New EC card regulation: major opportunity for cutting payment card acquiring costs
by Kylene Casanova
The June 2013 card scheme concessions on Cross Border Acquiring in the EU have created a new model for cross border acquiring. By default, they have become the EC Commission’s “Plan A” as a result of the delayed Cards Regulation sign off. The new rules now enable cross border acquirers with regulated operations outside a country to bid for domestic merchants using the 0.2% and 0.3% interchange, greatly undercutting current MSC’s. So, not surprisingly, merchant acquirers are setting up regulated operations outside their home country and a price war has begun.
According to PSE Consulting, a leading European payment business and technology consulting organisation, in a recent paper, they wrote: “the concessions have generated the most disruptive challenge Europe’s acquirers have ever addressed. Even worse, they apply from the 1st January 2015, twelve to 30 months ahead of the application of the EC’s proposed CBA Regulation. High credit card interchange countries such as the UK, Germany, Portugal and Sweden are very vulnerable and are most threatened by major reductions in interchange revenues.”
In many EU markets, domestic acquiring is in turmoil and about to undergo significant change.
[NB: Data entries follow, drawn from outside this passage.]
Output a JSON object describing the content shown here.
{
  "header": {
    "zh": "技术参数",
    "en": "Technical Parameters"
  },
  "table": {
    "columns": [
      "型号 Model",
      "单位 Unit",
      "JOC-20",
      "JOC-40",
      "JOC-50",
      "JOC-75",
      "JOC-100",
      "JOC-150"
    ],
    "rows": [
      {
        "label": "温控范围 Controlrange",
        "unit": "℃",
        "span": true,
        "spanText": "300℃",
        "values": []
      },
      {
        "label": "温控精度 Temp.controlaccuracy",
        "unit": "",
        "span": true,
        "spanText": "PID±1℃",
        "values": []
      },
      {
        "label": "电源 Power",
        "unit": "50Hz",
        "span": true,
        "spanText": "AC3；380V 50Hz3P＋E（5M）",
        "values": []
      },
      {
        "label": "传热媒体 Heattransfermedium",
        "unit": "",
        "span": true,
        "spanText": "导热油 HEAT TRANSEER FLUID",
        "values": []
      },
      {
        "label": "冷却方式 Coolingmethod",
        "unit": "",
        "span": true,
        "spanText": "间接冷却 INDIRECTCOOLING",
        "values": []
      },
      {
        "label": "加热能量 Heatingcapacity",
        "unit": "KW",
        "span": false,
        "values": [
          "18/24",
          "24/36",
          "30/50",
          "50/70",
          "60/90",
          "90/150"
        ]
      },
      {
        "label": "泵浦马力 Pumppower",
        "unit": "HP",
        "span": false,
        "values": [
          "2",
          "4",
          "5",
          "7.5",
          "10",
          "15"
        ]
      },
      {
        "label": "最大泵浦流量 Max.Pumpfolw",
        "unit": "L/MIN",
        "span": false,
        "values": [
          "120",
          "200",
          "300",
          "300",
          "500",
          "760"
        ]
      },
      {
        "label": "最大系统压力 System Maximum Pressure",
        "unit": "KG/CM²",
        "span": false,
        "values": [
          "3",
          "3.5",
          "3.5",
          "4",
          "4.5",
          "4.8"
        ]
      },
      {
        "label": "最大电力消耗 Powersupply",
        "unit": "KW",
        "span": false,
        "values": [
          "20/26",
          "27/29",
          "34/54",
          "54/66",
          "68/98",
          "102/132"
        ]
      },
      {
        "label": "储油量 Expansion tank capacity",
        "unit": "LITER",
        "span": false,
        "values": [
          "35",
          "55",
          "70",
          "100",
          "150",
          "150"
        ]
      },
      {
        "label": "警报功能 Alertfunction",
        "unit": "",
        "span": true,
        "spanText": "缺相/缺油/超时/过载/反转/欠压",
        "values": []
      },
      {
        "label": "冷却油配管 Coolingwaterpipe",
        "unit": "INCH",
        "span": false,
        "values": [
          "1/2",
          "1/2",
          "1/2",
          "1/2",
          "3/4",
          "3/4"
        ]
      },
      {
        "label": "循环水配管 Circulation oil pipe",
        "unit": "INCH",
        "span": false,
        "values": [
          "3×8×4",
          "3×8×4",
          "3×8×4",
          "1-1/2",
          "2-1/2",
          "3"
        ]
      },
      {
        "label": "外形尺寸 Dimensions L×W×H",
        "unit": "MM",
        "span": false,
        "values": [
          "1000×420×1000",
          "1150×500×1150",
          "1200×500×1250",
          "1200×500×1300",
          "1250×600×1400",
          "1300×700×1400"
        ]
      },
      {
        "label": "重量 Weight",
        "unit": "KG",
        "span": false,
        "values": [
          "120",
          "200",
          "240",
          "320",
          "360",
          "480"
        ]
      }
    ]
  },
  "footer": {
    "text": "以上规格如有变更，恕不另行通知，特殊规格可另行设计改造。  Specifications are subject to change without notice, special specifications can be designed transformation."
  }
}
EU wide acquirers are rapidly building defend and attack strategies. Domestic only acquirers are highly vulnerable and the international players have the greatest opportunities.
What this means for merchants
For large merchants the potential annual savings from cuts in interchange and processing fee are significant, as the example in the figure below shows.
Potential multi-country interchange rate and fees costs before and after CBA changes|

Source & Copyright©2014 - PSE Consulting
Merchants are already asking their acquirers for substantial reductions from January 2015.
CTMfile take: It will not be smooth sailing over the next couple of years, as the merchant acquirers and payment card issuers (some of whom are trying to delay the cut in IC rates as long as possible) adjust to the new CBA realities. Corporate treasury departments will have to push their merchant acquiring banks and service suppliers to maximise their savings. The only certainty is that the cost of accepting payment cards in the EU is going to decrease.